Natural Categories Update

One concern in the AI-Alignment problem is that neural networks are “alien minds”. Namely the representations that they learn of the world are too weird/​different to allow effect communication of human goals and ideas.

For example, EY writes

there is no known way to use the paradigm of loss functions, sensory inputs, and/​or reward inputs, to optimize anything within a cognitive system to point at particular things within the environment

Recent developments in neural networks have led me to think this is less likely to be a problem. Hence, I am more optimistic about AI alignment on the default path.

For example, this paper

One excellent project I would suggest anyone looking to “get a feel” for how natural categories work in contemporary machine learning is Textual Inversion. This allows you to “point to” a specific spot in the latent space of an image-to-text model using only a few images.

Importantly, textual inversion models can be trained on both objects and styles.

The Natural Category Hypothesis

Suppose that we assume an extremely strong version of the “natural categories” hypothesis is true:

Any concept that can be described to a human being already familiar with that concept using only a few words or pictures is a natural category. Such a concept can also be found in the embedding space of a trained neural network. Furthermore, it is possible to map a concept from one neural network onto another new network.

Implications for Alignment

What problems in AI-Alignment does this make easier?

  1. It means we can more easily explain concepts like “produce paperclips” or “don’t murder” to AIs

  2. It means interetable AI is much easier/​more tractable

  3. Bootstrapping FAI should be much easier since concepts can be transferred from a weaker AI to a more powerful one

In the most extreme case, if FAI is a natural category, then AI Alignment practically solves itself. (I personally doubt this is the case, since I think like “general intelligence”, “friendly intelligence” is a nebulous concept with no single meaning)

What problems do natural categories not solve?

  1. Goodhearting. Even if it’s easy to tell an AI “make paperclips”, it doesn’t follow that it’s easy to tell it “and don’t do anything stupid that I wouldn’t approve of while you’re at it”

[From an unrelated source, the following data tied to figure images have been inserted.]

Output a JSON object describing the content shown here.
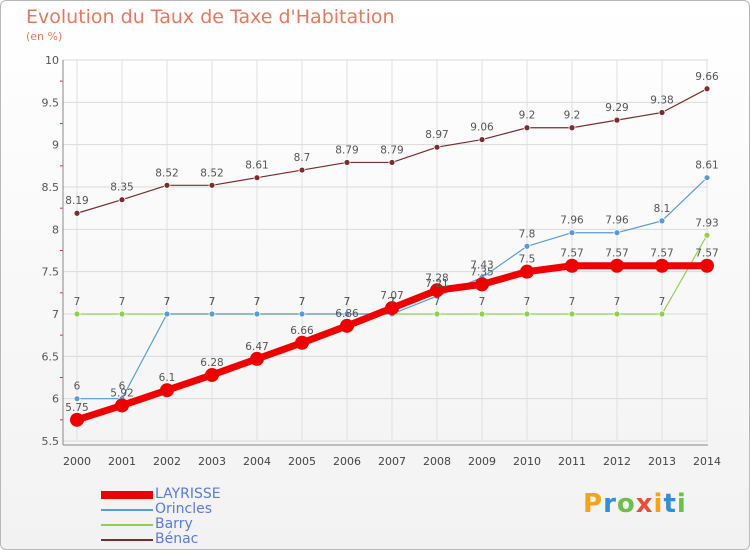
{
  "title": "Evolution du Taux de Taxe d'Habitation",
  "subtitle": "(en %)",
  "logo": {
    "text": "Proxiti",
    "colors": [
      "#f5a31a",
      "#2f8fd8",
      "#6cc04a",
      "#e94e3c",
      "#f5a31a",
      "#2f8fd8",
      "#6cc04a"
    ]
  },
  "chart_data": {
    "type": "line",
    "title": "Evolution du Taux de Taxe d'Habitation",
    "subtitle": "(en %)",
    "xlabel": "",
    "ylabel": "",
    "x": [
      "2000",
      "2001",
      "2002",
      "2003",
      "2004",
      "2005",
      "2006",
      "2007",
      "2008",
      "2009",
      "2010",
      "2011",
      "2012",
      "2013",
      "2014"
    ],
    "yticks": [
      "5.5",
      "6",
      "6.5",
      "7",
      "7.5",
      "8",
      "8.5",
      "9",
      "9.5",
      "10"
    ],
    "ylim": [
      5.5,
      10
    ],
    "grid": true,
    "legend_position": "bottom-left",
    "series": [
      {
        "name": "LAYRISSE",
        "color": "#ee0000",
        "width": 7,
        "marker": 7,
        "labels": "above",
        "values": [
          5.75,
          5.92,
          6.1,
          6.28,
          6.47,
          6.66,
          6.86,
          7.07,
          7.28,
          7.35,
          7.5,
          7.57,
          7.57,
          7.57,
          7.57
        ]
      },
      {
        "name": "Orincles",
        "color": "#5b9bd5",
        "width": 1.2,
        "marker": 3,
        "labels": "above",
        "values": [
          6,
          6,
          7,
          7,
          7,
          7,
          7,
          7,
          7.21,
          7.43,
          7.8,
          7.96,
          7.96,
          8.1,
          8.61
        ]
      },
      {
        "name": "Barry",
        "color": "#8fd14f",
        "width": 1.2,
        "marker": 3,
        "labels": "above",
        "values": [
          7,
          7,
          7,
          7,
          7,
          7,
          7,
          7,
          7,
          7,
          7,
          7,
          7,
          7,
          7.93
        ]
      },
      {
        "name": "Bénac",
        "color": "#7b2c2c",
        "width": 1.2,
        "marker": 3,
        "labels": "above",
        "values": [
          8.19,
          8.35,
          8.52,
          8.52,
          8.61,
          8.7,
          8.79,
          8.79,
          8.97,
          9.06,
          9.2,
          9.2,
          9.29,
          9.38,
          9.66
        ]
      }
    ]
  }
}
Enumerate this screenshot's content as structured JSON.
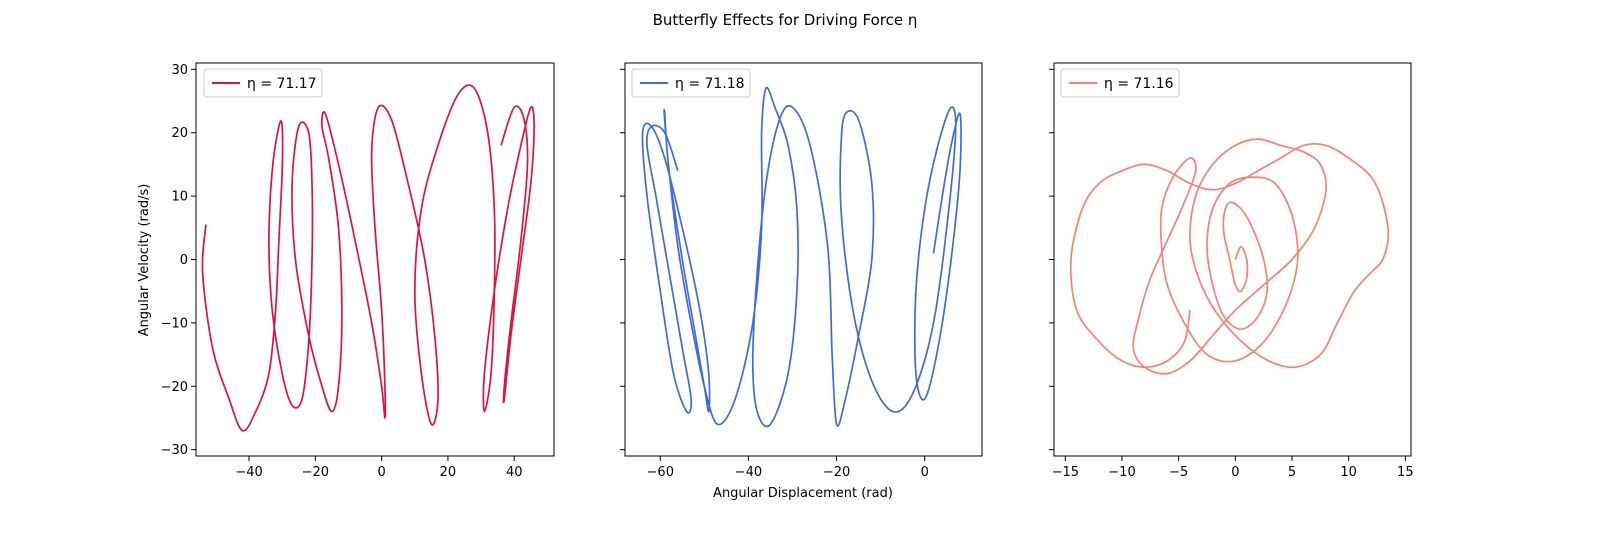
{
  "figure": {
    "title": "Butterfly Effects for Driving Force η"
  },
  "chart_data": [
    {
      "type": "line",
      "title": "",
      "xlabel": "",
      "ylabel": "Angular Velocity (rad/s)",
      "xlim": [
        -56,
        52
      ],
      "ylim": [
        -31,
        31
      ],
      "xticks": [
        -40,
        -20,
        0,
        20,
        40
      ],
      "yticks": [
        -30,
        -20,
        -10,
        0,
        10,
        20,
        30
      ],
      "legend_position": "top-left",
      "series": [
        {
          "name": "η = 71.17",
          "color": "#dc143c",
          "envelope": {
            "x_min": -54,
            "x_max": 46,
            "v_min": -28,
            "v_max": 28
          },
          "x": [
            -53,
            -54,
            -51,
            -46,
            -42,
            -38,
            -34,
            -32,
            -31,
            -30,
            -30,
            -31,
            -33,
            -34,
            -33,
            -30,
            -27,
            -24,
            -22,
            -21,
            -21,
            -22,
            -25,
            -27,
            -26,
            -22,
            -18,
            -15,
            -13,
            -12,
            -13,
            -16,
            -18,
            -17,
            -13,
            -8,
            -3,
            0,
            1,
            1,
            0,
            -2,
            -3,
            -1,
            3,
            8,
            13,
            16,
            17,
            15,
            12,
            10,
            12,
            17,
            23,
            28,
            32,
            34,
            34,
            33,
            31,
            31,
            34,
            38,
            42,
            45,
            46,
            45,
            42,
            39,
            37,
            37,
            39,
            42,
            44,
            43,
            40,
            36
          ],
          "y": [
            5.5,
            -2,
            -14,
            -22,
            -27,
            -24,
            -18,
            -8,
            3,
            14,
            21,
            21,
            14,
            3,
            -8,
            -18,
            -23,
            -22,
            -13,
            0,
            12,
            20,
            21,
            12,
            0,
            -12,
            -20,
            -24,
            -20,
            -9,
            5,
            16,
            21,
            23,
            15,
            3,
            -10,
            -20,
            -25,
            -20,
            -8,
            5,
            17,
            24,
            22,
            12,
            0,
            -12,
            -22,
            -26,
            -18,
            -5,
            8,
            18,
            26,
            27,
            20,
            8,
            -5,
            -18,
            -24,
            -18,
            -5,
            8,
            18,
            24,
            21,
            12,
            0,
            -12,
            -22,
            -20,
            -10,
            3,
            15,
            22,
            24,
            18
          ]
        }
      ]
    },
    {
      "type": "line",
      "title": "",
      "xlabel": "Angular Displacement (rad)",
      "ylabel": "",
      "xlim": [
        -68,
        13
      ],
      "ylim": [
        -31,
        31
      ],
      "xticks": [
        -60,
        -40,
        -20,
        0
      ],
      "yticks": [
        -30,
        -20,
        -10,
        0,
        10,
        20,
        30
      ],
      "legend_position": "top-left",
      "series": [
        {
          "name": "η = 71.18",
          "color": "#4169e1",
          "envelope": {
            "x_min": -64,
            "x_max": 9,
            "v_min": -27,
            "v_max": 28
          },
          "x": [
            2,
            4,
            6,
            8,
            8,
            6,
            3,
            0,
            -2,
            -2,
            0,
            3,
            6,
            7,
            5,
            2,
            -2,
            -6,
            -10,
            -14,
            -17,
            -19,
            -19,
            -18,
            -15,
            -12,
            -12,
            -15,
            -18,
            -20,
            -21,
            -22,
            -26,
            -30,
            -33,
            -36,
            -38,
            -39,
            -38,
            -35,
            -31,
            -29,
            -29,
            -31,
            -34,
            -36,
            -37,
            -37,
            -39,
            -43,
            -47,
            -50,
            -53,
            -56,
            -58,
            -59,
            -59,
            -58,
            -55,
            -52,
            -50,
            -49,
            -49,
            -51,
            -55,
            -59,
            -62,
            -64,
            -63,
            -60,
            -57,
            -54,
            -53,
            -55,
            -58,
            -61,
            -63,
            -62,
            -59,
            -56
          ],
          "y": [
            1,
            10,
            18,
            23,
            14,
            0,
            -14,
            -22,
            -18,
            -5,
            8,
            18,
            24,
            20,
            5,
            -10,
            -20,
            -24,
            -22,
            -15,
            -5,
            8,
            18,
            23,
            22,
            12,
            0,
            -12,
            -22,
            -26,
            -15,
            2,
            18,
            24,
            22,
            12,
            -2,
            -16,
            -24,
            -26,
            -18,
            -5,
            8,
            18,
            24,
            27,
            20,
            5,
            -10,
            -22,
            -26,
            -20,
            -10,
            2,
            14,
            22,
            23,
            14,
            0,
            -12,
            -20,
            -24,
            -18,
            -8,
            5,
            16,
            21,
            20,
            10,
            -5,
            -18,
            -24,
            -22,
            -14,
            -2,
            10,
            18,
            21,
            20,
            14
          ]
        }
      ]
    },
    {
      "type": "line",
      "title": "",
      "xlabel": "",
      "ylabel": "",
      "xlim": [
        -16,
        15.5
      ],
      "ylim": [
        -31,
        31
      ],
      "xticks": [
        -15,
        -10,
        -5,
        0,
        5,
        10,
        15
      ],
      "yticks": [
        -30,
        -20,
        -10,
        0,
        10,
        20,
        30
      ],
      "legend_position": "top-left",
      "series": [
        {
          "name": "η = 71.16",
          "color": "#fa8072",
          "envelope": {
            "x_min": -14.5,
            "x_max": 13.5,
            "v_min": -19,
            "v_max": 19
          },
          "x": [
            0,
            0.5,
            1,
            1,
            0.5,
            0,
            -0.5,
            -1,
            -1,
            -0.5,
            0.5,
            1.5,
            2.5,
            2.8,
            2,
            0.5,
            -1,
            -2,
            -2.5,
            -2,
            -0.5,
            1.5,
            3.5,
            5,
            5.5,
            4.5,
            2.5,
            0,
            -2.5,
            -4.5,
            -6,
            -6.5,
            -6.5,
            -5.5,
            -4,
            -3.5,
            -4.5,
            -6,
            -7.5,
            -8.5,
            -9,
            -8,
            -6,
            -4,
            -2,
            0,
            2.5,
            5,
            7,
            8,
            7.5,
            6,
            4,
            2,
            0,
            -2,
            -3.5,
            -4,
            -3,
            -1,
            2,
            5,
            7.5,
            9,
            10.5,
            12,
            13,
            13.5,
            13,
            12,
            10,
            8,
            6,
            4,
            2,
            0,
            -2,
            -4,
            -6,
            -8,
            -10,
            -12,
            -13.5,
            -14.5,
            -14,
            -12,
            -10,
            -8,
            -6,
            -4.5,
            -4
          ],
          "y": [
            0,
            2,
            0,
            -3,
            -5,
            -4,
            0,
            4,
            7,
            9,
            8,
            5,
            0,
            -5,
            -9,
            -11,
            -9,
            -4,
            2,
            8,
            12,
            13,
            12,
            7,
            0,
            -7,
            -13,
            -16,
            -15,
            -10,
            -4,
            2,
            8,
            13,
            16,
            14,
            9,
            3,
            -3,
            -9,
            -14,
            -17,
            -18,
            -16,
            -12,
            -8,
            -4,
            0,
            5,
            11,
            15,
            17,
            18,
            19,
            18,
            15,
            10,
            3,
            -4,
            -10,
            -15,
            -17,
            -15,
            -10,
            -5,
            -2,
            0,
            4,
            9,
            13,
            16,
            18,
            18,
            16,
            14,
            12,
            11,
            12,
            14,
            15,
            14,
            12,
            8,
            0,
            -8,
            -13,
            -16,
            -17,
            -16,
            -13,
            -8
          ]
        }
      ]
    }
  ]
}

  2. Race Conditions, coordination problems, unfriendly humans

  3. Hard Left Turns.

What updates should you take from this?

If you previously thought that natural categories/​pointing to things in the world was a major problem for AI Alignment and this research comes as a surprise to you, I would suggest the following update:

Spend less of your effort worrying about specifying correct utility functions and more of it worrying about coordination problems.